Interestingly we found the pseudo labels are not that bad at all. For one thing, there are still labels from the labelled subset. For another, the mean-entropy maximisation regulariser helps calibrate the overall predictions and avoids trivial solutions. Further, the teacher temperature warmup strategy lowers the confidence of the pseudo labels at early stages, thus overcoming the unreliable pseudo labels to some extent. You may check the ablation study table for details of the effect of these modules.

Concerning the implementation of the prototypes, you can check: https://github.com/CVMI-Lab/SimGCD/blob/1765452663e7c52e7f0bd0759543655d85524b94/model/simgcd.py#L40-L43 Which is simply a linear layer without bias, and with weight norm.

Luffy03 commented 1 year ago

Thanks for your kind answer! It seems that the randomly initialized prototypes are formulated by the randomly initialized parameters. Is it correct? The labels are available only for the known categories, right? However, the prototypes are employed to supervise the unlabeled datasets with novel categories. In this case, how can we guarantee the accuracy of pseudo labels?

xwen99 commented 1 year ago

Hi, I suggest that you can get familiar with the related works in deep clustering and unsupervised semantic segmentation, where the discovery of novel categories can be done with even no labels. Our work adopts similar techniques. Simply puts, pseudo-label invariance to random augmentations, avoiding collapsing trivial solutions, and setting a suitable number of clusters are keys to its success.

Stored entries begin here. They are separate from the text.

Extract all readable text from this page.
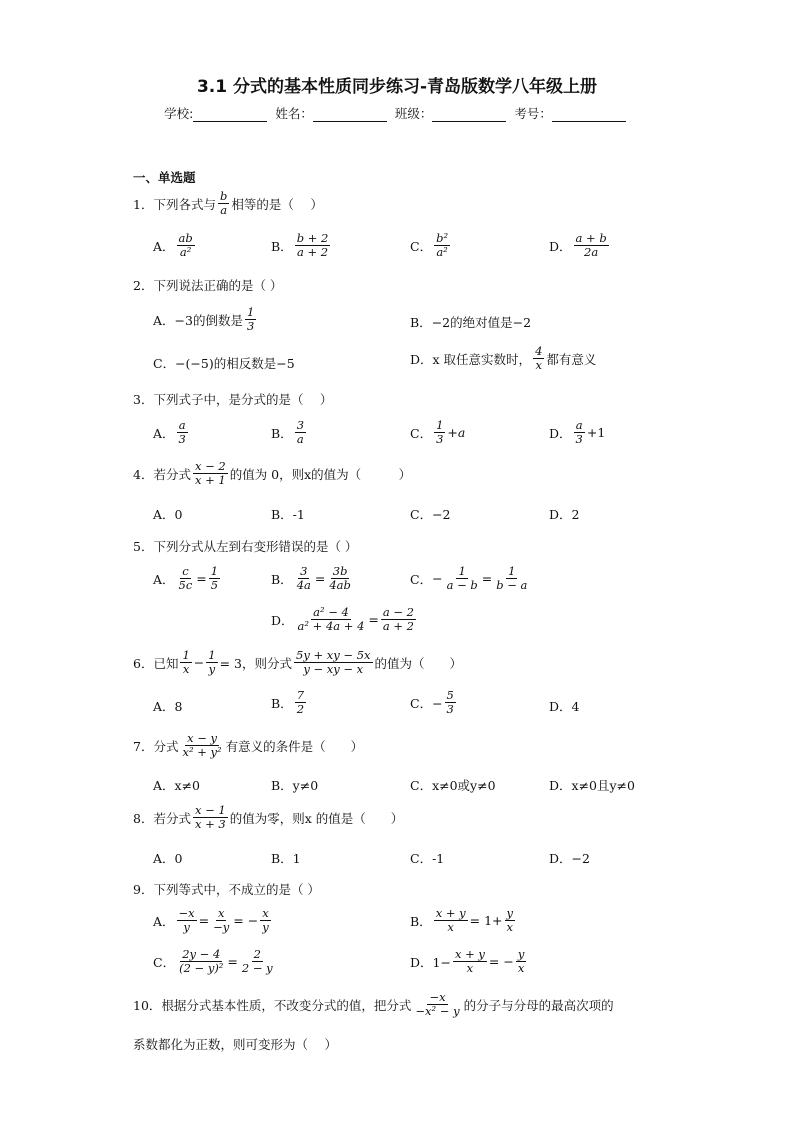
3.1 分式的基本性质同步练习-青岛版数学八年级上册
学校:	姓名：	班级：	考号：
一、单选题
1．下列各式与 $\frac{b}{a}$ 相等的是（　 ）
A． $\frac{ab}{\text{a²}}$	B． $\frac{b + 2}{a + 2}$	C． $\frac{\text{b²}}{\text{a²}}$	D． $\frac{a + b}{2a}$
2．下列说法正确的是（ ）
A． −3的倒数是 $\frac{1}{3}$	B． −2的绝对值是−2
C． −(−5)的相反数是−5	D． x 取任意实数时， $\frac{4}{x}$ 都有意义
3．下列式子中，是分式的是（　 ）
A． $\frac{a}{3}$	B． $\frac{3}{a}$	C． $\frac{1}{3} +a$	D． $\frac{a}{3} +1$
4．若分式 $\frac{x - 2}{x + 1}$ 的值为 0，则x的值为（　　　）
A．0	B．-1	C．−2	D．2
5．下列分式从左到右变形错误的是（ ）
A． $\frac{c}{5c} = \frac{1}{5}$	B． $\frac{3}{4a} = \frac{3b}{4ab}$	C． − $\frac{1}{a - b} = \frac{1}{b - a}$
D． $\frac{\text{a² − 4}}{\text{a² + 4a + 4}} = \frac{a - 2}{a + 2}$
6．已知 $\frac{1}{x} - \frac{1}{y} = 3$，则分式 $\frac{5y + xy - 5x}{y - xy - x}$ 的值为（　　）
A．8	B． $\frac{7}{2}$	C．− $\frac{5}{3}$	D．4
7．分式 $\frac{x - y}{\text{x² + y²}}$ 有意义的条件是（　　）
A．x≠0	B．y≠0	C．x≠0或y≠0	D．x≠0且y≠0
8．若分式 $\frac{x - 1}{x + 3}$ 的值为零，则x 的值是（　　）
A．0	B．1	C．-1	D．−2
9．下列等式中，不成立的是（ ）
A． $\frac{-x}{y} = \frac{x}{-y}$ = − $\frac{x}{y}$	B． $\frac{x + y}{x} = 1+ \frac{y}{x}$
C． $\frac{2y - 4}{\text{(2 − y)²}} = \frac{2}{2 - y}$	D．$1- \frac{x + y}{x}$ = − $\frac{y}{x}$
10．根据分式基本性质，不改变分式的值，把分式 $\frac{-x}{\text{−x² − y}}$ 的分子与分母的最高次项的
系数都化为正数，则可变形为（　 ）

Luffy03 commented 1 year ago

Hi, I suggest that you can get familiar with the related works in deep clustering and unsupervised semantic segmentation, where the discovery of novel categories can be done with even no labels. Our work adopts similar techniques. Simply puts, pseudo-label invariance to random augmentations, avoiding collapsing trivial solutions, and setting a suitable number of clusters are keys to its success.

Thanks for your kind answer.

kleinzcy commented 1 year ago

Acoording to weight_norm, the direction of prototype is trainable, only the magnitude of prototype is fixed to 1 which ensure the prototype is normalized.